Hacker News new | ask | show | jobs
by 542458 1751 days ago
Personally I feel that it took me a while to get really comfortable with more complex joins. There’s an problem they used in the study that required joining a table with itself, and honestly I would probably take a while to come up with that answer, if at all.
1 comments

A basic approach(probably what they are going for in a basics study) would be something like this off the top of my head

    select c.cid, c2.cid
    from customer as c
    inner join customer as c2 on c.street = c2.street
    where c.city <> c2.city
though that has reflective duplicates say (1, 5) would also have (5, 1) in the output. So I'm not sure if that's "allowed"
There are lots of cases where a join with yourself is applicable, although they are mostly superseded by window functions these days.

For example normalisation (join with a groupby/sum of yourself) or rank (join each row with all rows that have lower value than yourself and count those rows).

But as I mentioned above. A good start is to sketch that out in excel. You will realize that what you need is another column (e.g. total sum for this id). And from that you can work yourself backwards to figure out what is the table you need to join with to create that column.

I'm not sure if you are replying to the wrong person but the question has nothing to do with a total sum of ids...

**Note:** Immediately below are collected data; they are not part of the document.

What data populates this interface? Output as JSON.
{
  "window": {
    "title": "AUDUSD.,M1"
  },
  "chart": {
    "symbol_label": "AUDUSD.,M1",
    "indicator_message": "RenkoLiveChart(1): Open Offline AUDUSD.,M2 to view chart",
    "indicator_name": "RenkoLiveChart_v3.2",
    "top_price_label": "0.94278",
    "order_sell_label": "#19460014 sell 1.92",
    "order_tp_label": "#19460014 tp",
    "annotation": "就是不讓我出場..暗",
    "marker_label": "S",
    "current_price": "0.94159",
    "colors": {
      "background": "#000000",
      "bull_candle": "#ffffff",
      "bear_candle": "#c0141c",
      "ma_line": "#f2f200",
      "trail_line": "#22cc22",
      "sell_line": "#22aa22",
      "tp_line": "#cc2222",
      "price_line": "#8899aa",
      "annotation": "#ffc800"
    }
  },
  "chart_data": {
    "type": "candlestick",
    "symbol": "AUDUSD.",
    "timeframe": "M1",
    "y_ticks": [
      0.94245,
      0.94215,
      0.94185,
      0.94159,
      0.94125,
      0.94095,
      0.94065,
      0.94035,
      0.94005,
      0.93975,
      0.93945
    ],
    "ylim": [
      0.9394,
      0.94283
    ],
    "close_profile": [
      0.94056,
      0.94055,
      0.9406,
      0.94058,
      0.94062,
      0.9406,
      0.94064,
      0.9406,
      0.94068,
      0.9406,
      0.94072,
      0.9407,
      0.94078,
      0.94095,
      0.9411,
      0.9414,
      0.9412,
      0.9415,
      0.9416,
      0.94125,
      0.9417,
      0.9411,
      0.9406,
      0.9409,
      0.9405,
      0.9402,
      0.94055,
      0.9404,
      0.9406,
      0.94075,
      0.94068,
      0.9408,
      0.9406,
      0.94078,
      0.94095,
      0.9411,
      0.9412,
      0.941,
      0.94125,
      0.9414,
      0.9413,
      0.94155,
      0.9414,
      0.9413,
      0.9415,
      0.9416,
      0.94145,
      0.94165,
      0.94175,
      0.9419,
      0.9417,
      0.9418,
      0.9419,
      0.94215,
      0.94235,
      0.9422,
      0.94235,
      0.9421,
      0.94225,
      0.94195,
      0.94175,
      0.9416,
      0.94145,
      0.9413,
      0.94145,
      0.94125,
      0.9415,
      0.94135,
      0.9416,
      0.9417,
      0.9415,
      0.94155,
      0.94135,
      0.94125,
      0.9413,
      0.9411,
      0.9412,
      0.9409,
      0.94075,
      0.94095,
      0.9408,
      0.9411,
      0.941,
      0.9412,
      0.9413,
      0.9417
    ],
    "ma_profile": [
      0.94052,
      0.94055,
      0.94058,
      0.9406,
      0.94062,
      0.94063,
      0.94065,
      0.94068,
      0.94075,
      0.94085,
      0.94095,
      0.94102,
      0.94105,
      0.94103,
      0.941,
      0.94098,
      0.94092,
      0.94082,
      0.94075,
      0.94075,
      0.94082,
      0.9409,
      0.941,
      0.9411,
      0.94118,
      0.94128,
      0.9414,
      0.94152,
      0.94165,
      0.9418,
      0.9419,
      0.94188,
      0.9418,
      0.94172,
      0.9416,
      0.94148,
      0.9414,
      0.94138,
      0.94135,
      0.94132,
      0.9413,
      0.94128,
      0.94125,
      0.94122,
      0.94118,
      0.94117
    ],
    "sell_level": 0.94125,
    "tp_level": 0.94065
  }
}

the question was: "List all pairs of customer IDs who live on a street with the same name but in a different city." listed under self-join

that said i haven't wrangled with raw sql in a spell so the reading on window functions is interesting.

1. GP mentioned hairy self joins 2. You replied with an example 3. I pointed out that there are other examples.

That said, I have a feeling your duplicates can be fixed by adding the requirement that c.cid < c2.cid

Not sure a window function would help in this particular situation, but they are there to help in more mundane examples.

I see how it can be read that way yeah. they mentioned the study used a self join problem that they couldn't likely figure out so I looked at the paper and quickly did it off the top of my head. the less than predicate does indeed do the trick.